Limitations of the study
Although the participants of the study were from several cultures, they were not enough to study specific cultures. This study was limited by the inclusion of only psychology students of a certain age group.
How future researchers could improve the study
Despite some limitations, this study provided an overwhelming support for the role of parental bonding as it led to depressive signs, intervening the relationship linking depressive symptoms as well as parental bonding. The evidence from this study showed that the adults perception of the parental bonding also supports the use of insight-oriented involvement that aims to amend the understanding of the parental relationship. According to this study, the advantages of secure parental bonding are not obtained from nearness to parents of monetary support, though some proof for the advantages of regular communication with parents was discovered. Therefore, research that aims to identify some more factors that contribute to the defensive value of parental bonding could additionally inform counseling and preventive involvements.
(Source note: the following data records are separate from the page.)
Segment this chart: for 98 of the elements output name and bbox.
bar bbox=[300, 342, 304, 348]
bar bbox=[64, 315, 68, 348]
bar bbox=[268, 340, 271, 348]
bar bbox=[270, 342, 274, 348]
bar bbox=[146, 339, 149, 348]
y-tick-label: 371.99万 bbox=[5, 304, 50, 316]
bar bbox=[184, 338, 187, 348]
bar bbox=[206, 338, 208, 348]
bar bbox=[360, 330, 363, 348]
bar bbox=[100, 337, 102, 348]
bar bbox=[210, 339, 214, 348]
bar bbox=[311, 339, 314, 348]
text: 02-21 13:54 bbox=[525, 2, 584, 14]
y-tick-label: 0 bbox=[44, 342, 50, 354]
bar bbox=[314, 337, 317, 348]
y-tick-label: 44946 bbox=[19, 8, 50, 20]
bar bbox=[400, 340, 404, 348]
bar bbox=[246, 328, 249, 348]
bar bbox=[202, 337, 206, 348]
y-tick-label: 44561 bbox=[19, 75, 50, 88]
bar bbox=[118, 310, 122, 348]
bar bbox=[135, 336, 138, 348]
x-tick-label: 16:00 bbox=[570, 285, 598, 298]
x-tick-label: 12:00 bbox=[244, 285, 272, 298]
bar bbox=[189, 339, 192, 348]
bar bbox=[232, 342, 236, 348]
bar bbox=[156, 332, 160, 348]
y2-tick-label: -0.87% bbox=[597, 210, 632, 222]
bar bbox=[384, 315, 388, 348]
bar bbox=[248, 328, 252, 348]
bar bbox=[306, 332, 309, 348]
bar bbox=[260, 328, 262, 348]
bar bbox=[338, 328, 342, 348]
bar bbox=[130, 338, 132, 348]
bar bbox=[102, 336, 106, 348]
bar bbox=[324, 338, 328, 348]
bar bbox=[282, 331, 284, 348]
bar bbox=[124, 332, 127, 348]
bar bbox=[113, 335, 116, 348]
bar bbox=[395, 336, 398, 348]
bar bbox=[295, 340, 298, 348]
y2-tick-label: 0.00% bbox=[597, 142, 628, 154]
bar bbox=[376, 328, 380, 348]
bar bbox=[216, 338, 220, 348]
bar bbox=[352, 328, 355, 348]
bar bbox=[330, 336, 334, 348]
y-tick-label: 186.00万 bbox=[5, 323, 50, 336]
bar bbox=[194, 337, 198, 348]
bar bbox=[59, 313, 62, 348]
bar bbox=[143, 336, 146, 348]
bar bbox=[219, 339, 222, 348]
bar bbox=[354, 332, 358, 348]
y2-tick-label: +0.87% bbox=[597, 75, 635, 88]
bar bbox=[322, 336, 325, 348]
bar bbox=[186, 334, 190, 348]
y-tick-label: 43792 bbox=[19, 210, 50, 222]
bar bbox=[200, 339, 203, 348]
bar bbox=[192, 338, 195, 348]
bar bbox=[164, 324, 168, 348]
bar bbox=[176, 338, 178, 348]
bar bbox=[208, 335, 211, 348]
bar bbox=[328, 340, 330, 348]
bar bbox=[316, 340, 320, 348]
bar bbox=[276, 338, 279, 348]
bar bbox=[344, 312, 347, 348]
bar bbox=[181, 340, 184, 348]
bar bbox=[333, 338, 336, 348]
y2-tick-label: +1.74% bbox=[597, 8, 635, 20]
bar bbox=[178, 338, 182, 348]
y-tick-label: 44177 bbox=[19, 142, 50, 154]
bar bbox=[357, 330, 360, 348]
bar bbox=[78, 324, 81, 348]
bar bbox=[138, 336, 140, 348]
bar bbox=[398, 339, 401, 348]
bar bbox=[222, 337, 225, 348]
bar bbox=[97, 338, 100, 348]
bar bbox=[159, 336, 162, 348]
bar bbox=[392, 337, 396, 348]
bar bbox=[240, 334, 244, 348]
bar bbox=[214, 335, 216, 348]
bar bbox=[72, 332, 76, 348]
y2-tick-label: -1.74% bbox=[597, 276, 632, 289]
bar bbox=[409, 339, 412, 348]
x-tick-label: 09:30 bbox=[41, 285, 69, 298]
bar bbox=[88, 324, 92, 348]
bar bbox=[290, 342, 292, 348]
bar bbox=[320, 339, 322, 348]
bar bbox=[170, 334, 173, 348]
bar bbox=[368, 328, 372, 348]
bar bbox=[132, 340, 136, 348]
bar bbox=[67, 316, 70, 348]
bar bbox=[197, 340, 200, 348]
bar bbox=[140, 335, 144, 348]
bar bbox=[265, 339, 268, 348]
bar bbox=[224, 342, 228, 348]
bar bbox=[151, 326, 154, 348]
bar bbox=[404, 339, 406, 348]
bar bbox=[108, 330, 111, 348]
Additionally, future research may also aim to methodically observe the immense array of causes of security that may diminish a persons reliance on his or her parents as a resource of self-esteem or aim to reimburse for insecure parental bonding relationships among the budding adults. The kind of research that evaluates the characteristics and value of parental bonding across the life track for specific cultural groups is required to enable fully understanding of the functions of parental bonding in various contexts such as multicultural ones.
Future research may be vital in methodically examining the situations whereby parents are used by their children as a way of promoting adoptive development among emerging adult and when financial assistance and parental contact are developmentally counterproductive (Laursen et al, 2006). Future research may also try to look out for family-based involvement if they are warranted for the treatment and prevention of depression during the adult period of a person. Throughout the current study, the function and role of parental bonding has been identified as the next challenging steps in meeting long-term procedural drawbacks and increasing the theoretical model in ways that update the counseling practice.